Blackstone is flush with cash. Among its many other sources of profit, it not only rakes in an ever-growing amount in rent from tenants of its properties, but the Trump administration ensured that it received a $1 billion subsidy via Fannie Mae in 2017. And since it’s a sprawling asset-management company, Blackstone also has access to funds unrelated to its housing investments, including the pensions of California public employees. As the Guardian reported, Blackstone has been funding its anti-Prop 10 lobbying by tapping profits on “pools of capital from investors, which include dozens of state and local pension systems, and public university endowments.” This effectively means that “the opposition to the rent control initiative is being bankrolled by everyone from San Francisco municipal workers to university employees to public school teachers — all of whose retirement savings are in the Blackstone funds.”

So let’s get this straight. A multibillion-dollar Wall Street private-equity corporation took advantage of the foreclosure crisis to become the largest single-family home landlord in California, contributing to rising rents all across the state, and is now using not only working people’s hard-earned rent money but also taxpayer subsidies and public employees’ pensions to fund a massive campaign against a ballot measure that would give cities the right to control the spiral of rents in the state. Is that correct?

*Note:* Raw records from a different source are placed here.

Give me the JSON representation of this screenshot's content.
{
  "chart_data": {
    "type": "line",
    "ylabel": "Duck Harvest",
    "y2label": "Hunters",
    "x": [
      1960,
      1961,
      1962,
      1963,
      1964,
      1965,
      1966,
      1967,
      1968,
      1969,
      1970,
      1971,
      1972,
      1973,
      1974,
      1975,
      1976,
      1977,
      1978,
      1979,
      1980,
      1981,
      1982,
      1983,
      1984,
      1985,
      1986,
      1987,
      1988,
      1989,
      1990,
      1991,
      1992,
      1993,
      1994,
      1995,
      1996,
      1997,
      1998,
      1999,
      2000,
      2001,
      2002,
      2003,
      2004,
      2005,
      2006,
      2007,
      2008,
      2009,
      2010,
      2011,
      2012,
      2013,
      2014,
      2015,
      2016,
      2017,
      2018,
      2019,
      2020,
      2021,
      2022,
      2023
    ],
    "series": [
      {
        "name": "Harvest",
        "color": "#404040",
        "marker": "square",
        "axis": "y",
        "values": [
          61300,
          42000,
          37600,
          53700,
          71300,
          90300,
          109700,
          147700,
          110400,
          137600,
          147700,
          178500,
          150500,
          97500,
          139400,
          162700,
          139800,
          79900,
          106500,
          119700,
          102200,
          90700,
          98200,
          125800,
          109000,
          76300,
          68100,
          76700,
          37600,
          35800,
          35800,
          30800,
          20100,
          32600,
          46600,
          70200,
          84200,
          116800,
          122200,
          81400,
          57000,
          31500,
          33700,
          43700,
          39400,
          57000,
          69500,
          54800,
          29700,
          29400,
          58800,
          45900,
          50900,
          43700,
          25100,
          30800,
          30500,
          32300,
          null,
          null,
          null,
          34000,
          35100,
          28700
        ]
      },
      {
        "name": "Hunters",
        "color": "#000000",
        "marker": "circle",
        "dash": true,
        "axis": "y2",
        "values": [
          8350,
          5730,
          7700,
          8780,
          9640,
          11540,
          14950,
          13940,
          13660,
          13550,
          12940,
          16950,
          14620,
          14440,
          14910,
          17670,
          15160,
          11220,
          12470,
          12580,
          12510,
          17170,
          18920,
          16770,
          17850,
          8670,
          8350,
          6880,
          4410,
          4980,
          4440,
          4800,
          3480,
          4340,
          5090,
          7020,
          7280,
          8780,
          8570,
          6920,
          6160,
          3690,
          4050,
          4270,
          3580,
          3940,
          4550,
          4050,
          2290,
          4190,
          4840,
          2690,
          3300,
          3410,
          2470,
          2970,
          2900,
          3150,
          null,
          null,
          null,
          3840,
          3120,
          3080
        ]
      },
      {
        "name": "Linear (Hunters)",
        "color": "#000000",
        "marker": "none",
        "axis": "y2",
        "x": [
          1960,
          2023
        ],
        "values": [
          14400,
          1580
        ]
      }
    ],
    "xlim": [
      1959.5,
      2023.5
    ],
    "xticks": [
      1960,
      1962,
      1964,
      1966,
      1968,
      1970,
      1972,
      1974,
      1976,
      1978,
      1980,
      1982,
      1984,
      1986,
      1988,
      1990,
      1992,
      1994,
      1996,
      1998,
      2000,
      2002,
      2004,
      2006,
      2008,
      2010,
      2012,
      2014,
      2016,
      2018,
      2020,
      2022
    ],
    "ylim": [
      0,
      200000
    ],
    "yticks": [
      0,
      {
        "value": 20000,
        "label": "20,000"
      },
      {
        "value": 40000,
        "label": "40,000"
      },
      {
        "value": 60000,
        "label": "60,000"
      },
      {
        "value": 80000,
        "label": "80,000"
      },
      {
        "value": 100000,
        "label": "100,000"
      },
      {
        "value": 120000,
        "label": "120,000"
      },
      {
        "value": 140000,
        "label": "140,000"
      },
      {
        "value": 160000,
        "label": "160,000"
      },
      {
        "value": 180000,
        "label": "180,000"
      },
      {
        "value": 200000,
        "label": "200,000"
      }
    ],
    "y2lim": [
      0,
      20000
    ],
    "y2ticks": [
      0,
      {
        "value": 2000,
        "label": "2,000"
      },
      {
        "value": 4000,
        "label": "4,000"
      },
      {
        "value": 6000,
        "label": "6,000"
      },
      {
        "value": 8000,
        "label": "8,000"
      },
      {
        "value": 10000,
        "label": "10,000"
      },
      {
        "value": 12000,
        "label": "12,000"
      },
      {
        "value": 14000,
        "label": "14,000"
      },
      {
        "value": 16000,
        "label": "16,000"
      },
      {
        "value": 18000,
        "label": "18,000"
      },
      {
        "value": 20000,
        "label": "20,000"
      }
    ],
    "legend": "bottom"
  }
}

“Yes,” says Will Shattuc, who’s helping to lead a campaign for Prop 10 with the East Bay chapter of Democratic Socialists of America. “What it always comes back to is that giant corporations do not have our interests in mind, ever. It’s never been about providing quality homes, stability for renters, even any sort of effective service. They’re just squeezing people in whatever way they can.”

The only question is whether working-class Californians will let them get away with it. Shattuc doesn’t believe it’s a foregone conclusion. “Across the state and the country, the renters’ movement has been picking up steam,” Shattuc says. “Corporate lobbyists and the politicians they’ve bought have been able to tamp it down for years. But the problems are visible across all strata of our society now, and the work of activists and community organizations has actually made an incredible infrastructure to fight back.”

The campaign against Prop 10 has used its massive funds from corporations like Blackstone to purchase misleading ads which they’re airing nonstop on local television, claiming that Prop 10 will actually exacerbate the housing affordability crisis. Meanwhile landlords have even been harassing and intimidating tenants across the state, implementing rent hikes and serving eviction notices while citing the looming Prop 10 vote as their rationale — essentially a strong-arm propaganda campaign.

But a strong coalition of ordinary renters, tenants’ unions, labor unions, and groups like the Alliance of Californians for Community Empowerment and DSA are organizing as hard as they can for a Prop 10 victory.

“When I talk to people at their doors, I just have to say, ‘The rent is too damn high,’ and everyone knows it,” says Shattuc. “I hear horror stories every day. But people are organized now around housing and rents in a way they haven’t been before. Putting $77.5 million into this fight only shows how afraid the corporate landlords are.”